It’s 5:28 am on my clock, and the sun is slowly rising from behind the towers and buildings here in Manila. That’s what I see through my small bed room window, pero hindi naman ‘yun yung totoo diba? Because there’s more to sunrise and sunset than what we see, even if we saw it from the bays of the most beautiful sea.
I have come to realize an incorrect mindset that I didn’t know existed in me or maybe I did, but I didn’t realize enough that it was wrong. I always think good things happen out of my obedience and if I choose to do the wrong things, I would be punished severely. Basta, pag mabait ka lahat ng gusto mo, makukuha mo. Pag pasaway ka, wala na. How many times have people told us that doing good would always lead to good fortune and that bad days were a result of a heart gone wrong? Dito ako nagkamali, ito yung maling mindset.
It’s all wrong. That’s not how God blesses His children. You might be drowning in debt, but maybe you are drowning in His love.
He doesn’t always give what we earnestly desire because He knows how it could lead us to downfall. He knows how we might suffer from it. He knows the wrong thoughts we have about those desires and longs for us to be with Him in his glory, so why would he allow us to be sidetracked from the path that would lead to Him?
I have hardened my heart too many times when failures came and when burdens weighed me down. I would grieve myself with wonderings what I had done wrong, what I had done different from the others?
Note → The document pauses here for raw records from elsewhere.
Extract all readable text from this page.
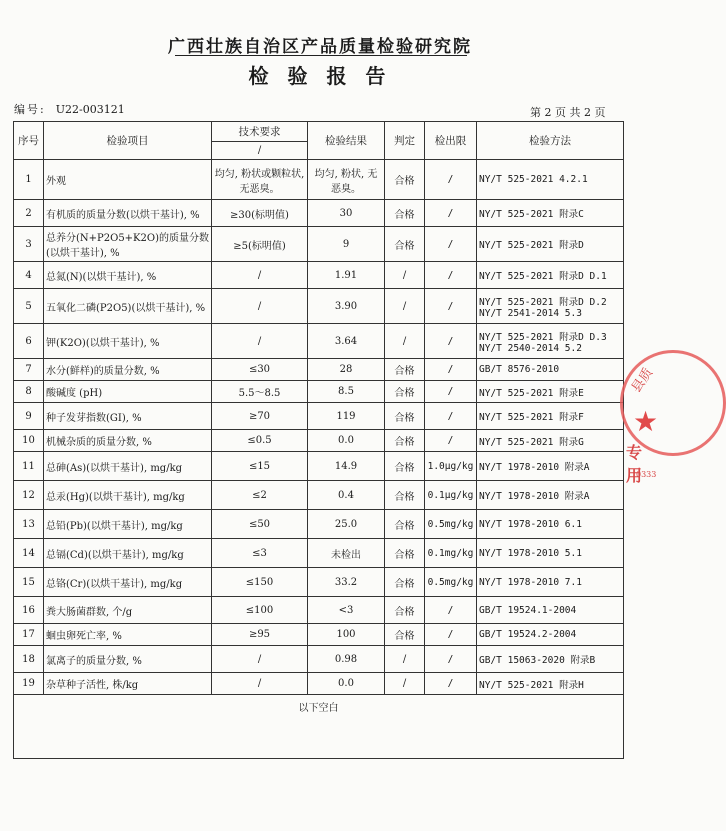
广西壮族自治区产品质量检验研究院
检 验 报 告
编号: U22-003121	第 2 页 共 2 页
序号	检验项目	技术要求	检验结果	判定	检出限	检验方法
		/				
1	外观	均匀, 粉状或颗粒状, 无恶臭。	均匀, 粉状, 无恶臭。	合格	/	NY/T 525-2021 4.2.1

2	有机质的质量分数(以烘干基计), %	≥30(标明值)	30	合格	/	NY/T 525-2021 附录C

3	总养分(N+P2O5+K2O)的质量分数(以烘干基计), %	≥5(标明值)	9	合格	/	NY/T 525-2021 附录D

4	总氮(N)(以烘干基计), %	/	1.91	/	/	NY/T 525-2021 附录D D.1

5	五氧化二磷(P2O5)(以烘干基计), %	/	3.90	/	/	NY/T 525-2021 附录D D.2
NY/T 2541-2014 5.3

6	钾(K2O)(以烘干基计), %	/	3.64	/	/	NY/T 525-2021 附录D D.3
NY/T 2540-2014 5.2

7	水分(鲜样)的质量分数, %	≤30	28	合格	/	GB/T 8576-2010

8	酸碱度 (pH)	5.5～8.5	8.5	合格	/	NY/T 525-2021 附录E

9	种子发芽指数(GI), %	≥70	119	合格	/	NY/T 525-2021 附录F

10	机械杂质的质量分数, %	≤0.5	0.0	合格	/	NY/T 525-2021 附录G

11	总砷(As)(以烘干基计), mg/kg	≤15	14.9	合格	1.0μg/kg	NY/T 1978-2010 附录A

12	总汞(Hg)(以烘干基计), mg/kg	≤2	0.4	合格	0.1μg/kg	NY/T 1978-2010 附录A

13	总铅(Pb)(以烘干基计), mg/kg	≤50	25.0	合格	0.5mg/kg	NY/T 1978-2010 6.1

14	总镉(Cd)(以烘干基计), mg/kg	≤3	未检出	合格	0.1mg/kg	NY/T 1978-2010 5.1

15	总铬(Cr)(以烘干基计), mg/kg	≤150	33.2	合格	0.5mg/kg	NY/T 1978-2010 7.1

16	粪大肠菌群数, 个/g	≤100	<3	合格	/	GB/T 19524.1-2004

17	蛔虫卵死亡率, %	≥95	100	合格	/	GB/T 19524.2-2004

18	氯离子的质量分数, %	/	0.98	/	/	GB/T 15063-2020 附录B

19	杂草种子活性, 株/kg	/	0.0	/	/	NY/T 525-2021 附录H

以下空白						
★
县质
专用
0333
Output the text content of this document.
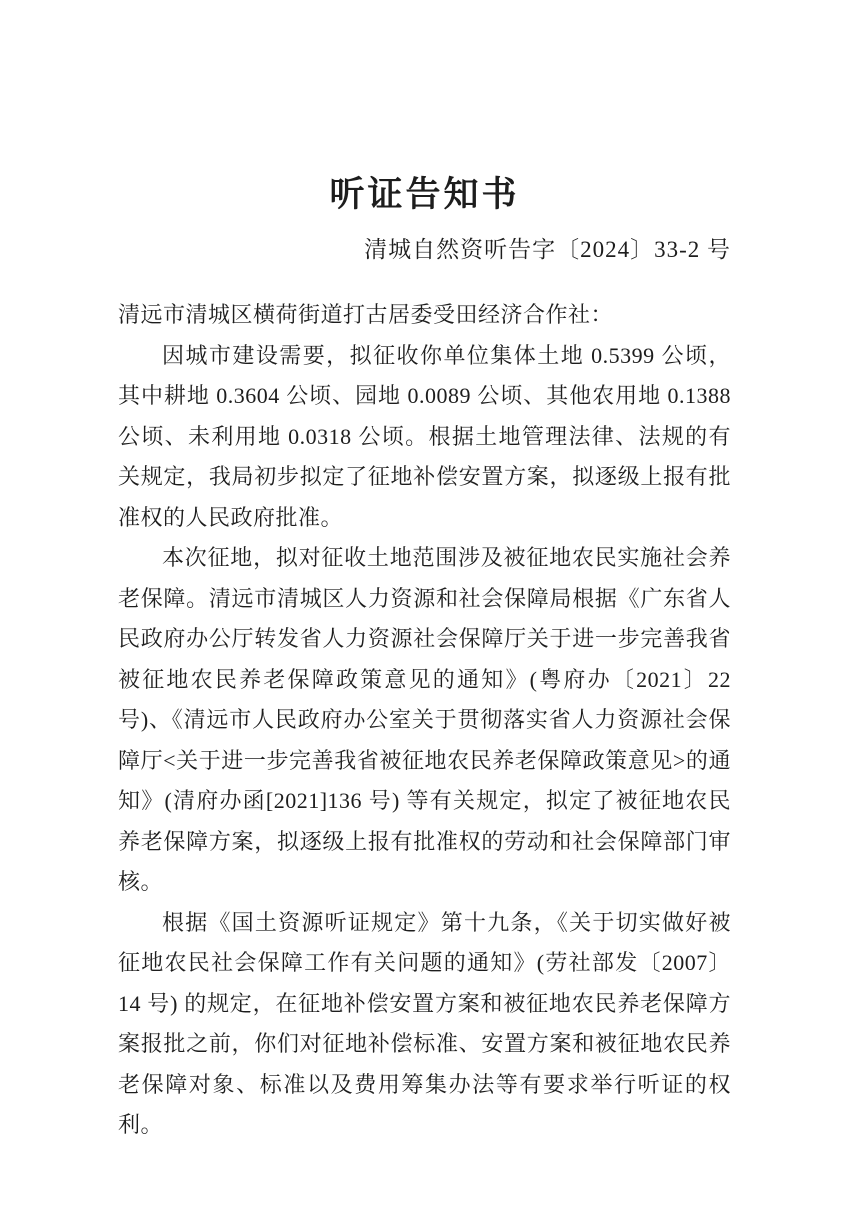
听证告知书
清城自然资听告字〔2024〕33-2 号

清远市清城区横荷街道打古居委受田经济合作社：

因城市建设需要，拟征收你单位集体土地 0.5399 公顷，其中耕地 0.3604 公顷、园地 0.0089 公顷、其他农用地 0.1388 公顷、未利用地 0.0318 公顷。根据土地管理法律、法规的有关规定，我局初步拟定了征地补偿安置方案，拟逐级上报有批准权的人民政府批准。

本次征地，拟对征收土地范围涉及被征地农民实施社会养老保障。清远市清城区人力资源和社会保障局根据《广东省人民政府办公厅转发省人力资源社会保障厅关于进一步完善我省被征地农民养老保障政策意见的通知》(粤府办〔2021〕22 号)、《清远市人民政府办公室关于贯彻落实省人力资源社会保障厅<关于进一步完善我省被征地农民养老保障政策意见>的通知》(清府办函[2021]136 号) 等有关规定，拟定了被征地农民养老保障方案，拟逐级上报有批准权的劳动和社会保障部门审核。

根据《国土资源听证规定》第十九条，《关于切实做好被征地农民社会保障工作有关问题的通知》(劳社部发〔2007〕14 号) 的规定，在征地补偿安置方案和被征地农民养老保障方案报批之前，你们对征地补偿标准、安置方案和被征地农民养老保障对象、标准以及费用筹集办法等有要求举行听证的权利。
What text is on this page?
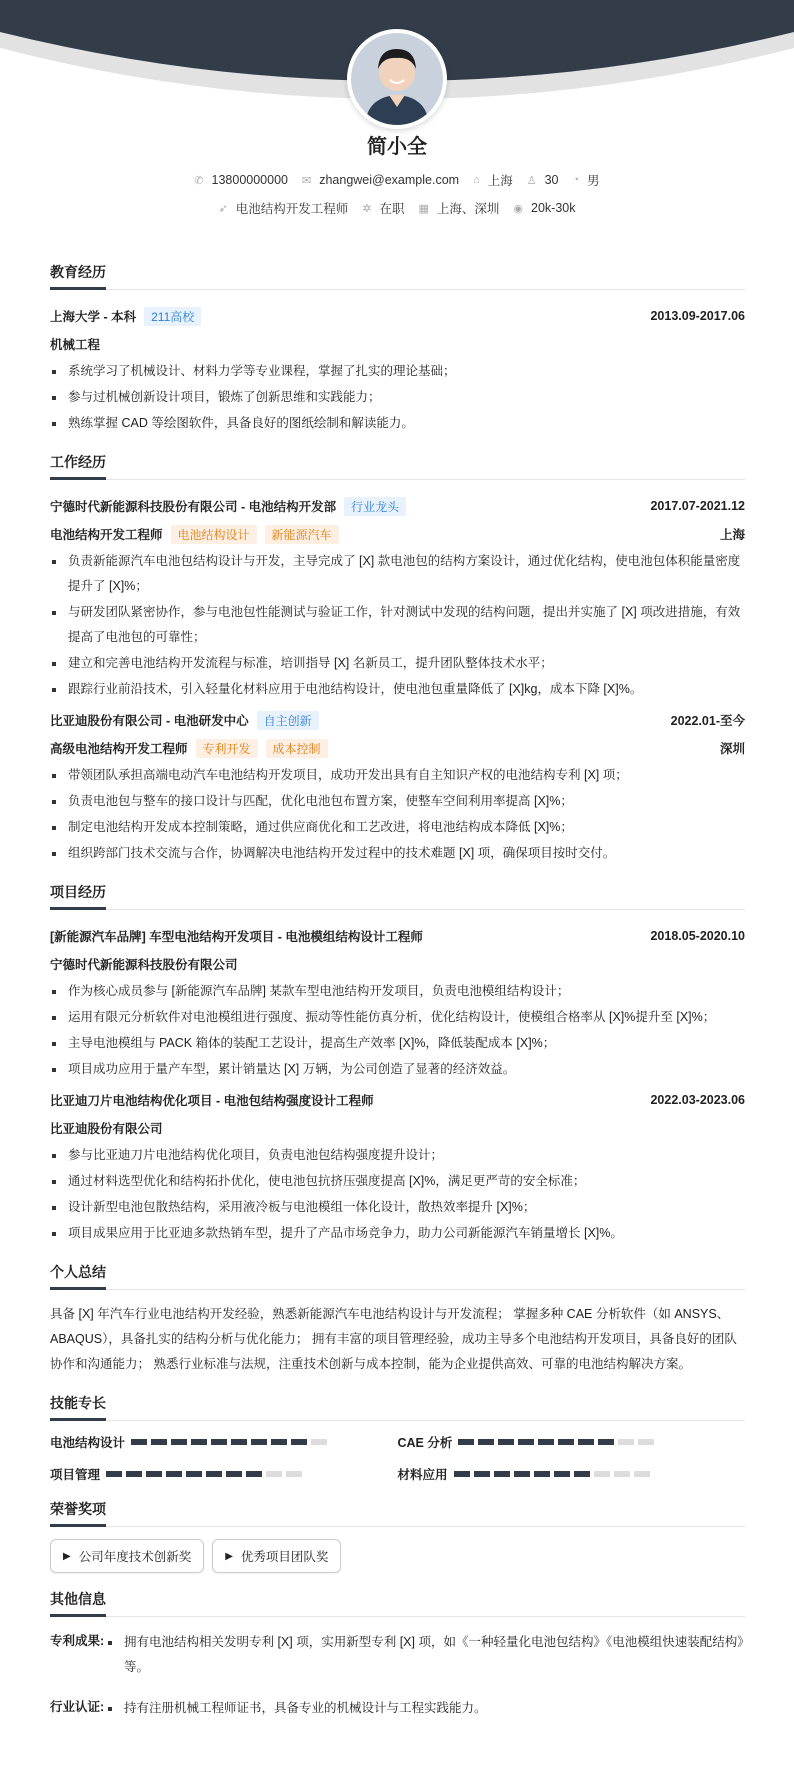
简小全
✆ 13800000000 ✉ zhangwei@example.com ⌂ 上海 ♙ 30 ◔ 男
➶ 电池结构开发工程师 ✲ 在职 ▦ 上海、深圳 ◉ 20k-30k
教育经历
上海大学 - 本科	211高校	2013.09-2017.06
机械工程
系统学习了机械设计、材料力学等专业课程，掌握了扎实的理论基础；
参与过机械创新设计项目，锻炼了创新思维和实践能力；
熟练掌握 CAD 等绘图软件，具备良好的图纸绘制和解读能力。
工作经历
宁德时代新能源科技股份有限公司 - 电池结构开发部	行业龙头	2017.07-2021.12
电池结构开发工程师	电池结构设计	新能源汽车	上海
负责新能源汽车电池包结构设计与开发，主导完成了 [X] 款电池包的结构方案设计，通过优化结构，使电池包体积能量密度提升了 [X]%；
与研发团队紧密协作，参与电池包性能测试与验证工作，针对测试中发现的结构问题，提出并实施了 [X] 项改进措施，有效提高了电池包的可靠性；
建立和完善电池结构开发流程与标准，培训指导 [X] 名新员工，提升团队整体技术水平；
跟踪行业前沿技术，引入轻量化材料应用于电池结构设计，使电池包重量降低了 [X]kg，成本下降 [X]%。
比亚迪股份有限公司 - 电池研发中心	自主创新	2022.01-至今
高级电池结构开发工程师	专利开发	成本控制	深圳
带领团队承担高端电动汽车电池结构开发项目，成功开发出具有自主知识产权的电池结构专利 [X] 项；
负责电池包与整车的接口设计与匹配，优化电池包布置方案，使整车空间利用率提高 [X]%；
制定电池结构开发成本控制策略，通过供应商优化和工艺改进，将电池结构成本降低 [X]%；
组织跨部门技术交流与合作，协调解决电池结构开发过程中的技术难题 [X] 项，确保项目按时交付。
项目经历
[新能源汽车品牌] 车型电池结构开发项目 - 电池模组结构设计工程师	2018.05-2020.10
宁德时代新能源科技股份有限公司
作为核心成员参与 [新能源汽车品牌] 某款车型电池结构开发项目，负责电池模组结构设计；
运用有限元分析软件对电池模组进行强度、振动等性能仿真分析，优化结构设计，使模组合格率从 [X]%提升至 [X]%；
主导电池模组与 PACK 箱体的装配工艺设计，提高生产效率 [X]%，降低装配成本 [X]%；
项目成功应用于量产车型，累计销量达 [X] 万辆，为公司创造了显著的经济效益。
比亚迪刀片电池结构优化项目 - 电池包结构强度设计工程师	2022.03-2023.06
比亚迪股份有限公司
参与比亚迪刀片电池结构优化项目，负责电池包结构强度提升设计；
通过材料选型优化和结构拓扑优化，使电池包抗挤压强度提高 [X]%，满足更严苛的安全标准；
设计新型电池包散热结构，采用液冷板与电池模组一体化设计，散热效率提升 [X]%；
项目成果应用于比亚迪多款热销车型，提升了产品市场竞争力，助力公司新能源汽车销量增长 [X]%。
个人总结
具备 [X] 年汽车行业电池结构开发经验，熟悉新能源汽车电池结构设计与开发流程； 掌握多种 CAE 分析软件（如 ANSYS、ABAQUS），具备扎实的结构分析与优化能力； 拥有丰富的项目管理经验，成功主导多个电池结构开发项目，具备良好的团队协作和沟通能力； 熟悉行业标准与法规，注重技术创新与成本控制，能为企业提供高效、可靠的电池结构解决方案。
技能专长
电池结构设计	CAE 分析
项目管理	材料应用
荣誉奖项
▶ 公司年度技术创新奖	▶ 优秀项目团队奖
其他信息
专利成果:	拥有电池结构相关发明专利 [X] 项，实用新型专利 [X] 项，如《一种轻量化电池包结构》《电池模组快速装配结构》等。
行业认证:	持有注册机械工程师证书，具备专业的机械设计与工程实践能力。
I continually compared myself until I was burnt out, ending up with a devastated self-esteem.
Why was the sun setting on me? Why were bad things coming down on me? Surely I’ve done something so wrong that God was punishing me? Oh, yes. I’ve thought them all.
But, the sun wasn’t setting; the sun is constantly where he is. It is an unmoving, constant source of light and energy. But, the earth on the other hand, it has been rotating from the very beginning! The world has been changing how we see the sun. It has been giving us perceptions that weren’t true. Because of this world, I thought the Son departs from us when we’re in pain or when we’re suffering, but during those times, He only reaches out His hands to take us from the situation and fill us with His love. The beatitudes tell us: “Blessed are the poor in spirit, for theirs is the Kingdom of Heaven.” Matthew 5:3 NIV
My little bed room window even makes my view of the sun even smaller. I can only see the light from the sun, but to see the sun itself would blind me with its brightness. The Son is too grand and beautiful for my human eyes to look at.
I have to learn how to look past the world and its follies and to accept that as I trust the constant, unmoving Son, I will not be consumed by darkness. I will not fear the night. I will not be afraid of the things I do not see. The dusk will hide the Sun from me, but I will still believe that it is out there! It exists and I believe it will rise and it will come again. When? Only God knows. Beautiful, beautiful truth!
But, if you think your life is settling into darkness, look at the moon. It still reflects the sun’s light, your proof that the sun isn’t gone forever. You can see the moon in the goodness of people who reflect the beauty of the true Light. You might be worried that God has left you, which is absolutely not true; now, look at the people who love and take courage that God has not abandoned you. You are only in a moment of change, of pruning, of growth. He isn’t far away, he is with you and he is leading you towards Himself.
“You can enter God’s Kingdom only through the narrow gate. The highway to hell is broad, and its gate is wide for the many who choose that way. But the gateway to life is very narrow and the road is difficult, and only a few ever find it.” Matthew 7:13-14 NLT
I am finalizing this at 5:10pm. Soon, the darkness will have to fall and rain is even adjoining the eve, but I will not fear because I will not be alone tonight and I never will be.